Due nuovi casi, c’è anche un 29enne

18 Marzo 2020

Il ragazzo è ricoverato a Pescara. L’altro positivo, un 66enne che lavora a Ortona, è in quarantena dalla scorsa settimana

FRANCAVILLA AL MARE. Sono due i nuovi casi di positività al Covid-19 a Francavilla. Si tratta di un ragazzo di 29 anni ricoverato all’ospedale di Pescara e di un 66enne, già in quarantena, che prosegue l’isolamento domiciliare. La lista dei contagiati in città raggiunge così quota tre, dopo che per giorni l’unico caso di positività è stato quello di un uomo di 65 anni, ancora ricoverato a Chieti.
NUOVI CONTAGI. Il primo dei due nuovi casi è stato segnalato ieri mattina a seguito degli esami condotti nella notte precedente nel laboratorio di Pescara. In base a quanto ricostruito dalle autorità cittadine, si tratta di un ragazzo di 29 anni residente a Francavilla ma domiciliato a Ortona. Non è chiaro se il giovane si trovasse già in ospedale per motivi indipendenti dal coronavirus, oppure ci sia entrato in seguito: ma la cosa certa è che il tampone ha dato esito positivo.
La notizia sul secondo caso invece è arrivata nel corso della giornata, che fino a questo momento ha fatto registrare i numeri peggiori dall’inizio dell’emergenza. Si tratta di un un 66enne residente a Francavilla che lavora a Ortona, in quarantena già dalla scorsa settimana, che nelle ultime ore ha manifestato i sintomi della malattia. Anche in questo caso gli accertamenti hanno confermato quelli che erano i timori. Ma c’è da dire che le sue condizioni, finora, sono tali da consentirgli l’isolamento domiciliare insieme a tutta la sua famiglia. Entrambi i soggetti, come sottolineato dalle autorità, hanno un collegamento con Ortona.
Appare inoltre opportuno sottolineare come, dalla mappatura dei nuovi positivi, si tende ad escludere una connessione con i precedenti casi visti in città, quello del 65enne ricoverato a Chieti e l’altro della persona, negativa, in isolamento domiciliare dopo esser rientrata dalla Puglia per il funerale di un congiunto risultato positivo.

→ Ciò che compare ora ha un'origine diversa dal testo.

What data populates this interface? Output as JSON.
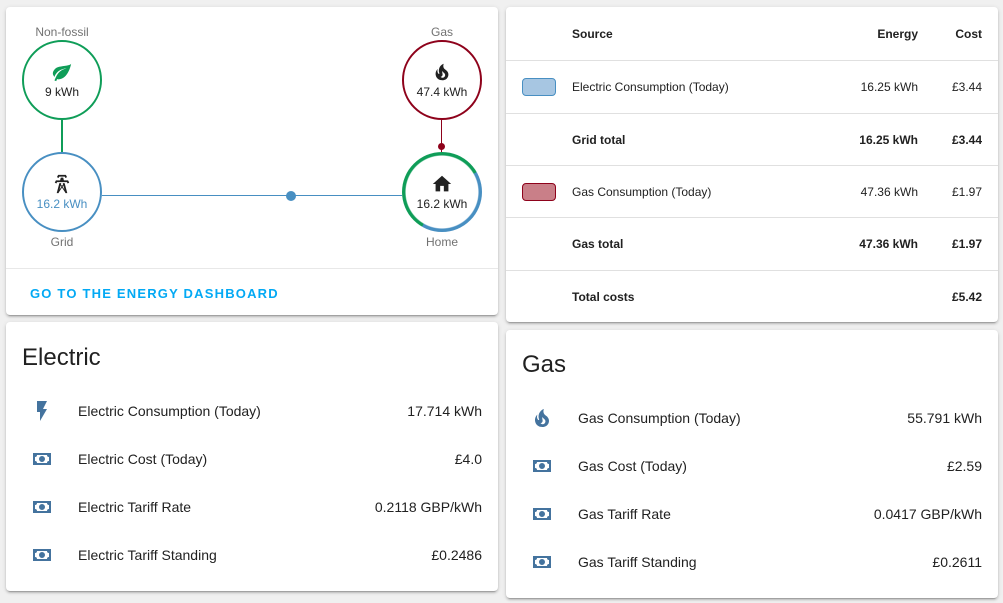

IL MONITO DEL SINDACO. «Ho avuto notizia dei due nuovi casi di coronavirus che riguardano Francavilla e ho sentito le famiglie degli interessati, per assicurarmi sulle loro condizioni», dice Antonio Luciani, che in questi giorni non hai mai smesso di girare in lungo e in largo con la sua automobile per controllare il rispetto del decreto in città.

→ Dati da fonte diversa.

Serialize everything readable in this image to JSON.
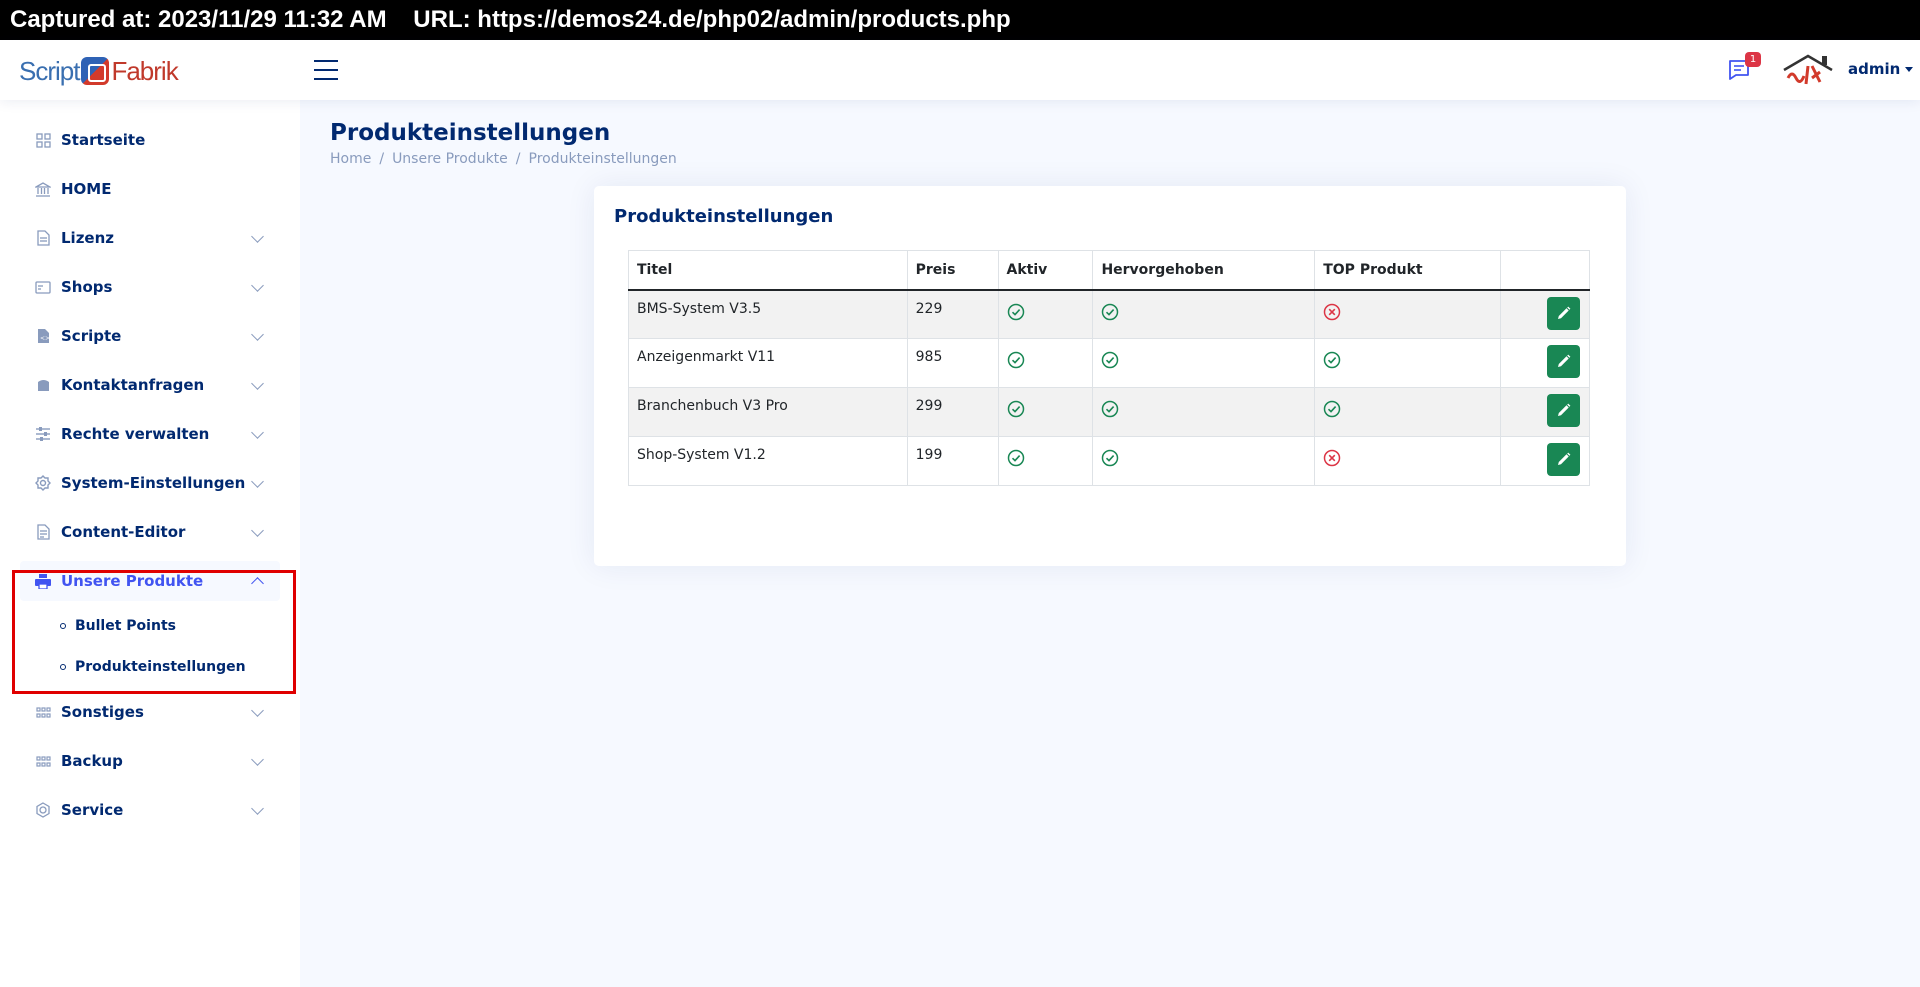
{
  "capture": {
    "text": "Captured at: 2023/11/29 11:32 AM    URL: https://demos24.de/php02/admin/products.php"
  },
  "header": {
    "logo_left": "Script",
    "logo_right": "Fabrik",
    "notification_count": "1",
    "user_name": "admin"
  },
  "sidebar": {
    "items": [
      {
        "label": "Startseite",
        "icon": "grid-icon",
        "has_children": false
      },
      {
        "label": "HOME",
        "icon": "bank-icon",
        "has_children": false
      },
      {
        "label": "Lizenz",
        "icon": "document-icon",
        "has_children": true
      },
      {
        "label": "Shops",
        "icon": "card-icon",
        "has_children": true
      },
      {
        "label": "Scripte",
        "icon": "file-code-icon",
        "has_children": true
      },
      {
        "label": "Kontaktanfragen",
        "icon": "inbox-icon",
        "has_children": true
      },
      {
        "label": "Rechte verwalten",
        "icon": "sliders-icon",
        "has_children": true
      },
      {
        "label": "System-Einstellungen",
        "icon": "gear-icon",
        "has_children": true
      },
      {
        "label": "Content-Editor",
        "icon": "file-text-icon",
        "has_children": true
      },
      {
        "label": "Unsere Produkte",
        "icon": "printer-icon",
        "has_children": true,
        "active": true
      },
      {
        "label": "Sonstiges",
        "icon": "apps-icon",
        "has_children": true
      },
      {
        "label": "Backup",
        "icon": "apps-icon",
        "has_children": true
      },
      {
        "label": "Service",
        "icon": "service-icon",
        "has_children": true
      }
    ],
    "sub_items": [
      {
        "label": "Bullet Points"
      },
      {
        "label": "Produkteinstellungen"
      }
    ]
  },
  "page": {
    "title": "Produkteinstellungen",
    "breadcrumb": [
      "Home",
      "Unsere Produkte",
      "Produkteinstellungen"
    ]
  },
  "card": {
    "title": "Produkteinstellungen",
    "columns": [
      "Titel",
      "Preis",
      "Aktiv",
      "Hervorgehoben",
      "TOP Produkt",
      ""
    ],
    "rows": [
      {
        "titel": "BMS-System V3.5",
        "preis": "229",
        "aktiv": true,
        "hervorgehoben": true,
        "top": false
      },
      {
        "titel": "Anzeigenmarkt V11",
        "preis": "985",
        "aktiv": true,
        "hervorgehoben": true,
        "top": true
      },
      {
        "titel": "Branchenbuch V3 Pro",
        "preis": "299",
        "aktiv": true,
        "hervorgehoben": true,
        "top": true
      },
      {
        "titel": "Shop-System V1.2",
        "preis": "199",
        "aktiv": true,
        "hervorgehoben": true,
        "top": false
      }
    ]
  },
  "colors": {
    "primary": "#012970",
    "accent": "#4154f1",
    "success": "#198754",
    "danger": "#dc3545",
    "highlight": "#e00000"
  }
}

«Si tratta di situazioni con ogni probabilità preesistenti rispetto alle restrizioni degli ultimi dieci giorni, palesate ora dopo l’incubazione. Questo ci ricorda più che mai quanto sia importante l’imperativo di restare a casa. L’emergenza, non solo sanitaria, la sta gestendo lo Stato a livello centrale», sottolinea il sindaco, «per questo ritengo che i sindaci non debbano prendere provvedimenti autonomi che finirebbero solo per ingenerare confusione». NUOVE MASCHERINE. Dopo giorni di attesa, è arrivato nella giornata di ieri il rifornimento di mascherine, in particolare per gli addetti ai lavori impegnati tutti i giorni a sorvegliare la città e a garantire il rispetto del decreto. Grazie all’intervento dell’assessore Wiliams Marinelli e della protezione civile, la polizia municipale di Francavilla ha ricevuto una dotazione di mascherine classificate Ffp2 da distribuire al suo personale. Un motivo che, garantendo agli uomini in divisa di poter operare con un margine di sicurezza ulteriore, comporterà un aumento dei controlli e della attività a difesa del territorio, per reprimere i comportamenti di chi ancora non ha capito che per battere il virus bisogna rimanere a casa.
Infine, clienti di vari supermercati in queste ore si stanno lamentando con chi fa la spesa senza adottare misure di prevenzione. In questo caso le disposizioni impongono di rispettare le distanze; coprirsi la bocca e le mani rimane sempre un’accortezza gradita.